Gorontalo, nawacita – Ada-ada saja rencana DPR RI yang merekomendasikan gandeng perguruan tinggi mengelola izin tambang. Itulah sindiran halus dari para aktivis lingkungan.
Wahana Lingkungan Hidup Indonesia (Walhi) Gorontalo menilai pemberian izin pengelolaan tambang kepada kampus atau perguruan tinggi melalui Revisi Undang-Undang (RUU) Perubahan Keempat atas Undang-Undang No 4 Tahun 2009 tentang Mineral dan Batubara (Minerba) akan membuat ruang hidup masyarakat makin terancam.

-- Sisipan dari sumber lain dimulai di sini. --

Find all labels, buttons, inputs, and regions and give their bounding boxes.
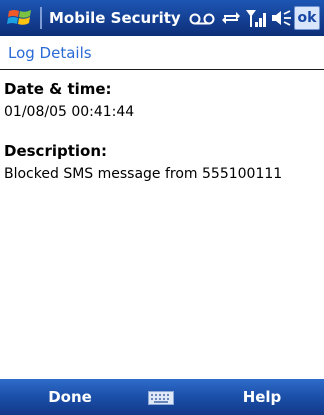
title-bar: Mobile Security ok bbox=[0, 0, 324, 36]
app-title: Mobile Security bbox=[49, 9, 181, 27]
description-label: Description: bbox=[4, 142, 108, 160]
windows-start-icon[interactable] bbox=[7, 6, 33, 30]
help-button[interactable]: Help bbox=[200, 379, 324, 415]
speaker-icon[interactable] bbox=[271, 9, 293, 27]
ok-button[interactable]: ok bbox=[294, 6, 320, 30]
datetime-value: 01/08/05 00:41:44 bbox=[4, 104, 135, 120]
menu-bar: Done Help bbox=[0, 379, 324, 415]
done-button[interactable]: Done bbox=[0, 379, 140, 415]
description-value: Blocked SMS message from 555100111 bbox=[4, 166, 283, 182]
title-separator bbox=[40, 7, 42, 29]
sync-icon[interactable] bbox=[221, 9, 241, 27]
keyboard-icon[interactable] bbox=[148, 390, 174, 405]
datetime-label: Date & time: bbox=[4, 80, 112, 98]
page-title: Log Details bbox=[8, 44, 92, 62]
signal-icon[interactable] bbox=[246, 9, 268, 27]
voicemail-icon[interactable] bbox=[188, 9, 216, 27]
page-header: Log Details bbox=[0, 36, 324, 70]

Defri Sofyan, Direktur Eksekutif Daerah Walhi Gorontalo memandang, rencana pemberian Wilayah Izin Usaha Pertambangan (WIUP) kepada perguruan tinggi hanya akan menambah masalah ekologis, yang akan memberikan dampak yang serius bagi rakyat di Provinsi Gorontalo.
“Alih-alih meninjau kembali izin-izin tambang untuk mengatasi ketimpangan penguasaan ruang dan memulihkan kondisi lingkungan hidup, pemerintah justru menambah entitas baru sebagai pengelola pertambangan,” kata Defri Sofyan melalui pernyataan resminya.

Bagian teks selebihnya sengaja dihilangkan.